Went for a miniscule walk yesterday, drawn out by the rays of the autumn sun as if by golden reins. Stood under the silver birch (oh, isn’t the name already beautiful!) at the end of my block, sniffed its cracked white bark and looked up to the long trailing branches floating like strands of hair in the soft wind that was more like a gentle breath out. The rustling of the wind in the leaves sounds different now, it’s more of a crackling sound, you can hear the dryness of the leaves. Stepped away from my lovely tree when my time was up and walking towards home I kept turning back and saw that there was a lovely gradation of colours in the foliage: around the crown’s tip oranges and ochres prevailed, below yellowish tints spread and furthest down just-still-green hovered.
Today I haven’t got enough steps in me to take me out of the house, so it’s just as well that I can get some of yesterday’s ecstasy back by writing about it here. For a moment I lamented that I hadn’t taken my camera then but actually the process of writing engraves these images in my brain more clearly and more permanently. I have to work to conjure them up again and find just the right words - through that small and delicious effort I relive the experience whereas with a photo I’d lazily stay on its surface, I think.

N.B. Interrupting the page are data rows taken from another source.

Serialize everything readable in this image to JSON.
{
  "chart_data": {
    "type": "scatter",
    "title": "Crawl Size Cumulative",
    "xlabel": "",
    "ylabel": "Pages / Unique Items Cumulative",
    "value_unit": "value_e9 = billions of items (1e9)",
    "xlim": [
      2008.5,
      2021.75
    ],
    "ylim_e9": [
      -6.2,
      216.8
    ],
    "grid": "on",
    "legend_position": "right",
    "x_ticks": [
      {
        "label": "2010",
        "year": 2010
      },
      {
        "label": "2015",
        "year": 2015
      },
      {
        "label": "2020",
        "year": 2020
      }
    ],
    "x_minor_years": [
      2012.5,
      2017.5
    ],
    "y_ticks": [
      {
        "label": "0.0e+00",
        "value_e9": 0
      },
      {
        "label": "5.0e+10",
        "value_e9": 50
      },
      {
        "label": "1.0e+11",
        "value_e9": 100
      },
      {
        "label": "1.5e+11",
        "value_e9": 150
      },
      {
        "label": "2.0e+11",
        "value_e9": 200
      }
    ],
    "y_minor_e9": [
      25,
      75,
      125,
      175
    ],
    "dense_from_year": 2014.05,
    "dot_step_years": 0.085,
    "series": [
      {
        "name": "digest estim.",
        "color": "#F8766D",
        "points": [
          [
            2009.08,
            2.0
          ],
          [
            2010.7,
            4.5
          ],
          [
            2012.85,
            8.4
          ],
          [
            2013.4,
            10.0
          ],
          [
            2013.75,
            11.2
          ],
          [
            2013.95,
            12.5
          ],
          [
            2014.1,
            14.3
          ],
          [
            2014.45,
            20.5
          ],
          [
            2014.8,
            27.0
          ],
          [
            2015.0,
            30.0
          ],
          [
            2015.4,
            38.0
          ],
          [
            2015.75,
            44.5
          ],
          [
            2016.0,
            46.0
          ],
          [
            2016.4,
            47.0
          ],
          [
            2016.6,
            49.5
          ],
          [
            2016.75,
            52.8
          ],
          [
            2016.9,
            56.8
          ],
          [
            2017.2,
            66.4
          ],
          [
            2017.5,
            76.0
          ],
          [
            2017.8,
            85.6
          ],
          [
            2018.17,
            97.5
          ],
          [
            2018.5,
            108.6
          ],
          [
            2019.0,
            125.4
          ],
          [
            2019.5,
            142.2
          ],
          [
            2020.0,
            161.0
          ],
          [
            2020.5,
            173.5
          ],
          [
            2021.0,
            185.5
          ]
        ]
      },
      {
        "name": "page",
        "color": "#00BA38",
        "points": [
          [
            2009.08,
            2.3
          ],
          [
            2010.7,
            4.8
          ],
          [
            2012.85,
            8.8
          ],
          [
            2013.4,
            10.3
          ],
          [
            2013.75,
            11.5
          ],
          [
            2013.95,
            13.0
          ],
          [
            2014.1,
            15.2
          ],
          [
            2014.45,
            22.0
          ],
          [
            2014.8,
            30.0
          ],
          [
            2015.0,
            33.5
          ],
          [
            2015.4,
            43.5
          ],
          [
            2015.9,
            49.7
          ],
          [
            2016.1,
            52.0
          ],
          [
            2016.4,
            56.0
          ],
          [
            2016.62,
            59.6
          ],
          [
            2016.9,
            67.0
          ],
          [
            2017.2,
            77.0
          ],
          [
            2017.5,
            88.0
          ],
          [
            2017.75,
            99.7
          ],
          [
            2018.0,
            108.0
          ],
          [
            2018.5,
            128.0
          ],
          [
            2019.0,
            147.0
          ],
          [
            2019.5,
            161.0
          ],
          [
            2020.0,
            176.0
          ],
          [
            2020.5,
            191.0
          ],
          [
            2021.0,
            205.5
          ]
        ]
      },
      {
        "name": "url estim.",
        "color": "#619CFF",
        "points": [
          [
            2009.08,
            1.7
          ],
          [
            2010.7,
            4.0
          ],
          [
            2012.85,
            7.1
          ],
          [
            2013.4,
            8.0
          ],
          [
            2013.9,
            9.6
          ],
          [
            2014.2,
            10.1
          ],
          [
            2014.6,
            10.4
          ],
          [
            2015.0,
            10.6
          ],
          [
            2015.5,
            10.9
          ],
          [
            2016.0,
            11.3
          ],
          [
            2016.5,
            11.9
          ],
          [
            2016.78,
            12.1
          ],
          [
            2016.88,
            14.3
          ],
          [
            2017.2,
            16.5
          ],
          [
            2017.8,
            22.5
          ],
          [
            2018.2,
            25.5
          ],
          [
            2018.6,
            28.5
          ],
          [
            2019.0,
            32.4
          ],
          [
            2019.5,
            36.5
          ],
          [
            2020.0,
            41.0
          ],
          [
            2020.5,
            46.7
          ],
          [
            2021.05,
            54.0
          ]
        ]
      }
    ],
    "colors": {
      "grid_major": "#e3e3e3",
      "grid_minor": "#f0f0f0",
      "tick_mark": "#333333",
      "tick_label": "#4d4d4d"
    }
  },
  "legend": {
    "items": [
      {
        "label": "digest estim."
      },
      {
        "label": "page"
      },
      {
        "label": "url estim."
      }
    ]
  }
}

So with every word I write here I imprint myself with the look of that tree, the feel of that gentle breeze, the scent of that bark.

4 comments:

redredday said...

hi Marjojo, reading this...and imagining i could smell the silver bark too (even though i don't know what it smells like at all)...
also wondering if even before M.E. you had always had such intense appreciation and observation of these things around you...?
i did go on my trails earlier in the day today but don't think i had a moment nearly intense as yours. i just love reading what you write and seeing it all through your senses.

Anne-Laure said...

Hi Marjojo
I am excited about your poetry, (it's so funny, how I also will have a list of projects I want to work on, and then when I get down to it, it's as though my creative side just goes off and does something totally different, almost as though it wanted to assert its freedom). I see the words that you use in your blog as a part of your art, another layer that gets woven into the work, creating an ongoing story.

Ursula Achten said...

There is a Zen-like quality in how you-reduced in your energy - are totally aware of your surroundings. You haven't got the chance to hurry on so you make the best of it: Concentrate! Feel! Describe!
It's beautiful, Marion! And it's a chance!

mansuetude said...

Hello:

This is so beautiful. I feel a love for these birch too, and yes, writing engraves something in me as well--and sometimes i take the picture and its only when i edit the photos that i might see some detail...so i do a lot of up close photography.